Kalau sampar tidak membunuh mereka, dingin dan lapar yang melakukannya. Eksekusi oleh lapar bisa terjadi di usia dini anak-anak keluarga miskin, jika tidak cukup susu yang tersisa di buah dada ibunya setelah ia menyusui bayi orang-orang kaya. Tetapi bahkan bayi-bayi dalam buaian berkecukupan pun belum tentu mudah hidupnya. Di seluruh Eropa, orang-orang dewasa turut meningkatkan angka kematian bayi lewat pendidikan yang keras.
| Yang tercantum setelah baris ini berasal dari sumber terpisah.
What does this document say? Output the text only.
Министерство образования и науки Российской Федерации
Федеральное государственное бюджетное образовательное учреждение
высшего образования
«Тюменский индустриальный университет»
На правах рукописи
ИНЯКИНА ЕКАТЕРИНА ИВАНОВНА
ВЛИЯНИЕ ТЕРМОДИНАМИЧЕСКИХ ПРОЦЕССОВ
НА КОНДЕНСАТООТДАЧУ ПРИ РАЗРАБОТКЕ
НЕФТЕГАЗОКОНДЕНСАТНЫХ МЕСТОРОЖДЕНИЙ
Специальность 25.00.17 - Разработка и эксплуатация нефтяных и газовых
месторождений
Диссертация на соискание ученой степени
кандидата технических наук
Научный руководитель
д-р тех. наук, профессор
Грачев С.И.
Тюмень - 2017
Proses pendidikan berawal dari membuat bayi menjadi mumi. Setiap hari pekerja rumah tangga membungkus mereka dari kepala sampai mata kaki dengan kain yang diikat erat dengan tali.
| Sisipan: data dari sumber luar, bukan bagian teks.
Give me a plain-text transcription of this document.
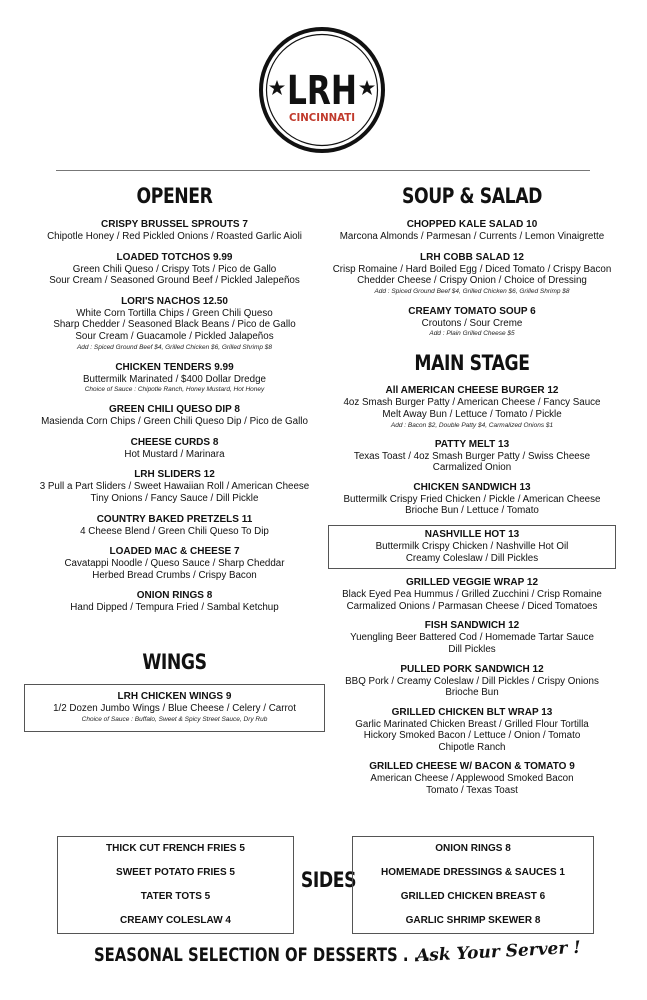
LRH
CINCINNATI
OPENER
CRISPY BRUSSEL SPROUTS 7
Chipotle Honey / Red Pickled Onions / Roasted Garlic Aioli
LOADED TOTCHOS 9.99
Green Chili Queso / Crispy Tots / Pico de Gallo
Sour Cream / Seasoned Ground Beef / Pickled Jalepeños
LORI'S NACHOS 12.50
White Corn Tortilla Chips / Green Chili Queso
Sharp Chedder / Seasoned Black Beans / Pico de Gallo
Sour Cream / Guacamole / Pickled Jalapeños
Add : Spiced Ground Beef $4, Grilled Chicken $6, Grilled Shrimp $8
CHICKEN TENDERS 9.99
Buttermilk Marinated / $400 Dollar Dredge
Choice of Sauce : Chipotle Ranch, Honey Mustard, Hot Honey
GREEN CHILI QUESO DIP 8
Masienda Corn Chips / Green Chili Queso Dip / Pico de Gallo
CHEESE CURDS 8
Hot Mustard / Marinara
LRH SLIDERS 12
3 Pull a Part Sliders / Sweet Hawaiian Roll / American Cheese
Tiny Onions / Fancy Sauce / Dill Pickle
COUNTRY BAKED PRETZELS 11
4 Cheese Blend / Green Chili Queso To Dip
LOADED MAC & CHEESE 7
Cavatappi Noodle / Queso Sauce / Sharp Cheddar
Herbed Bread Crumbs / Crispy Bacon
ONION RINGS 8
Hand Dipped / Tempura Fried / Sambal Ketchup
WINGS
LRH CHICKEN WINGS 9
1/2 Dozen Jumbo Wings / Blue Cheese / Celery / Carrot
Choice of Sauce : Buffalo, Sweet & Spicy Street Sauce, Dry Rub
SOUP & SALAD
CHOPPED KALE SALAD 10
Marcona Almonds / Parmesan / Currents / Lemon Vinaigrette
LRH COBB SALAD 12
Crisp Romaine / Hard Boiled Egg / Diced Tomato / Crispy Bacon
Chedder Cheese / Crispy Onion / Choice of Dressing
Add : Spiced Ground Beef $4, Grilled Chicken $6, Grilled Shrimp $8
CREAMY TOMATO SOUP 6
Croutons / Sour Creme
Add : Plain Grilled Cheese $5
MAIN STAGE
All AMERICAN CHEESE BURGER 12
4oz Smash Burger Patty / American Cheese / Fancy Sauce
Melt Away Bun / Lettuce / Tomato / Pickle
Add : Bacon $2, Double Patty $4, Carmalized Onions $1
PATTY MELT 13
Texas Toast / 4oz Smash Burger Patty / Swiss Cheese
Carmalized Onion
CHICKEN SANDWICH 13
Buttermilk Crispy Fried Chicken / Pickle / American Cheese
Brioche Bun / Lettuce / Tomato
NASHVILLE HOT 13
Buttermilk Crispy Chicken / Nashville Hot Oil
Creamy Coleslaw / Dill Pickles
GRILLED VEGGIE WRAP 12
Black Eyed Pea Hummus / Grilled Zucchini / Crisp Romaine
Carmalized Onions / Parmasan Cheese / Diced Tomatoes
FISH SANDWICH 12
Yuengling Beer Battered Cod / Homemade Tartar Sauce
Dill Pickles
PULLED PORK SANDWICH 12
BBQ Pork / Creamy Coleslaw / Dill Pickles / Crispy Onions
Brioche Bun
GRILLED CHICKEN BLT WRAP 13
Garlic Marinated Chicken Breast / Grilled Flour Tortilla
Hickory Smoked Bacon / Lettuce / Onion / Tomato
Chipotle Ranch
GRILLED CHEESE W/ BACON & TOMATO 9
American Cheese / Applewood Smoked Bacon
Tomato / Texas Toast
THICK CUT FRENCH FRIES 5
SWEET POTATO FRIES 5
TATER TOTS 5
CREAMY COLESLAW 4
SIDES
ONION RINGS 8
HOMEMADE DRESSINGS & SAUCES 1
GRILLED CHICKEN BREAST 6
GARLIC SHRIMP SKEWER 8
SEASONAL SELECTION OF DESSERTS . . .
Ask Your Server !
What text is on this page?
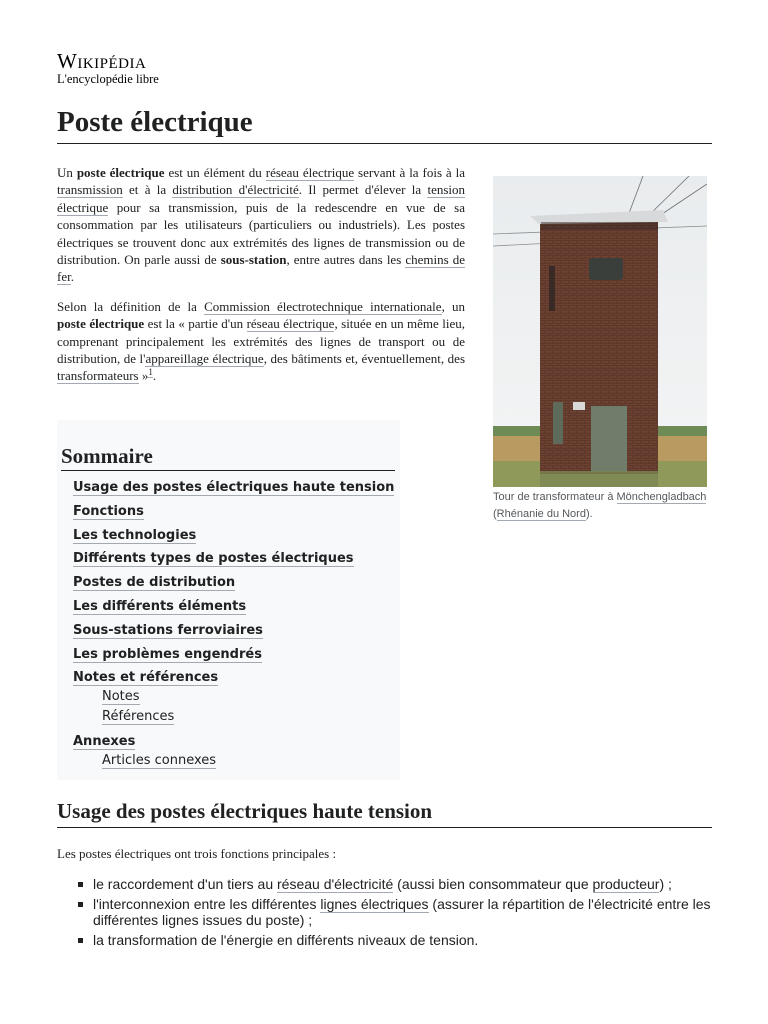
Wikipédia
L'encyclopédie libre
Poste électrique

Un poste électrique est un élément du réseau électrique servant à la fois à la transmission et à la distribution d'électricité. Il permet d'élever la tension électrique pour sa transmission, puis de la redescendre en vue de sa consommation par les utilisateurs (particuliers ou industriels). Les postes électriques se trouvent donc aux extrémités des lignes de transmission ou de distribution. On parle aussi de sous-station, entre autres dans les chemins de fer.

Selon la définition de la Commission électrotechnique internationale, un poste électrique est la « partie d'un réseau électrique, située en un même lieu, comprenant principalement les extrémités des lignes de transport ou de distribution, de l'appareillage électrique, des bâtiments et, éventuellement, des transformateurs »$^1$.

Tour de transformateur à Mönchengladbach (Rhénanie du Nord).
Sommaire
Usage des postes électriques haute tension
Fonctions
Les technologies
Différents types de postes électriques
Postes de distribution
Les différents éléments
Sous-stations ferroviaires
Les problèmes engendrés
Notes et références
Notes
Références
Annexes
Articles connexes
Usage des postes électriques haute tension

Les postes électriques ont trois fonctions principales :

le raccordement d'un tiers au réseau d'électricité (aussi bien consommateur que producteur) ;
l'interconnexion entre les différentes lignes électriques (assurer la répartition de l'électricité entre les différentes lignes issues du poste) ;
la transformation de l'énergie en différents niveaux de tension.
Dengan demikian pori-pori mereka dianggap terlindungi dari wabah dan asap setan yang mengambang di udara. Selain itu, bayi itu tidak akan merepotkan. Dipenjara seperti itu, mereka nyaris tak bisa bernapas, apalagi menangis, dan dengan tangan dan kaki diikat mereka tak bisa menendang atau rewel.
Jika luka baring atau gangren tidak membuat mereka mati, bungkusan manusia itu lanjut ke tahap berikut. Dengan sabuk yang membuat mereka tegak, mereka belajar berdiri dan berjalan sebagaimana ditakdirkan Tuhan, agar tidak meneruskan kebiasaan binatang yang merangkak dengan empat kaki.
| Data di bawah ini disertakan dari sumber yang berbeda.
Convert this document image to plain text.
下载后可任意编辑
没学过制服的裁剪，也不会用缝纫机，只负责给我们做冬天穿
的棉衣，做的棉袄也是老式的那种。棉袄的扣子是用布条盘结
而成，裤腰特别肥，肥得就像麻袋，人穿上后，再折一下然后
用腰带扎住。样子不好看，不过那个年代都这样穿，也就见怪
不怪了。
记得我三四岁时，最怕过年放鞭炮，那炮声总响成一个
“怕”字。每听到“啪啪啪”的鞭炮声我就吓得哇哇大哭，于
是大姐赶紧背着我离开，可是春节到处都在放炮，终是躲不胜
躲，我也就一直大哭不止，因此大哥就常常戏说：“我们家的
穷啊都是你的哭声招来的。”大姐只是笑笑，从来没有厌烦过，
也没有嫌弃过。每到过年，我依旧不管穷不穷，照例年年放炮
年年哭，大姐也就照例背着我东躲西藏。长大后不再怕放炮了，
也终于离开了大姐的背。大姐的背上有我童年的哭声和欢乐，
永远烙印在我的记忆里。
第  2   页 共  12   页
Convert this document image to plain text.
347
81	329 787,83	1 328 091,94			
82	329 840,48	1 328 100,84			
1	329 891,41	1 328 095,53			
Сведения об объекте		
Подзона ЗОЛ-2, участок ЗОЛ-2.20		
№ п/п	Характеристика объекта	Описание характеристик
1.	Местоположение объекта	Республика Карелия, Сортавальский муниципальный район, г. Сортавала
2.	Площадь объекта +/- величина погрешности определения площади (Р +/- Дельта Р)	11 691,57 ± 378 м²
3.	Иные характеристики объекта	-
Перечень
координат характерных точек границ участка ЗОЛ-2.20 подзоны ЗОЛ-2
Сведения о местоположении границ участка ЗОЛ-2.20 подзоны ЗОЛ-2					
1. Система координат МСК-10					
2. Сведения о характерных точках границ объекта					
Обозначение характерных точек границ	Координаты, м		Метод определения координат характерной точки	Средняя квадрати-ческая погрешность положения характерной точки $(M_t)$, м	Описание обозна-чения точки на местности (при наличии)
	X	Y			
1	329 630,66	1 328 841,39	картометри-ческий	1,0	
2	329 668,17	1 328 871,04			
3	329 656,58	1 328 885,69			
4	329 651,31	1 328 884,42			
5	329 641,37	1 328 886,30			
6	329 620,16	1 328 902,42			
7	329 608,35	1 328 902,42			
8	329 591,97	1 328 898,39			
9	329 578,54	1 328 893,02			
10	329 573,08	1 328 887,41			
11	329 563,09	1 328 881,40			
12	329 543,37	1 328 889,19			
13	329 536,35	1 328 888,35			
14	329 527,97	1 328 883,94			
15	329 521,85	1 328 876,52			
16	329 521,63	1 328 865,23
Begitu lebih besar, mereka memulai kursus intensif bagaimana cambuk, rotan, tongkat, balok kayu atau besi, dan berbagai lainnya digunakan sebagai alat pedadogi.
Bahkan raja pun tak terkecuali. Louis XIII dari Prancis dimahkotai sebagai raja pada ulang tahunnya yang ke delapan, dan memulai harinya dengan mendapatkan kuota cambukan.
Sang raja selamat melewati masa kanak-kanaknya.
Anak-anak lain juga, entah bagaimana, berhasil bertahan hidup, dan menjadi orang dewasa yang terlatih baik cara mendidik anak-anak mereka.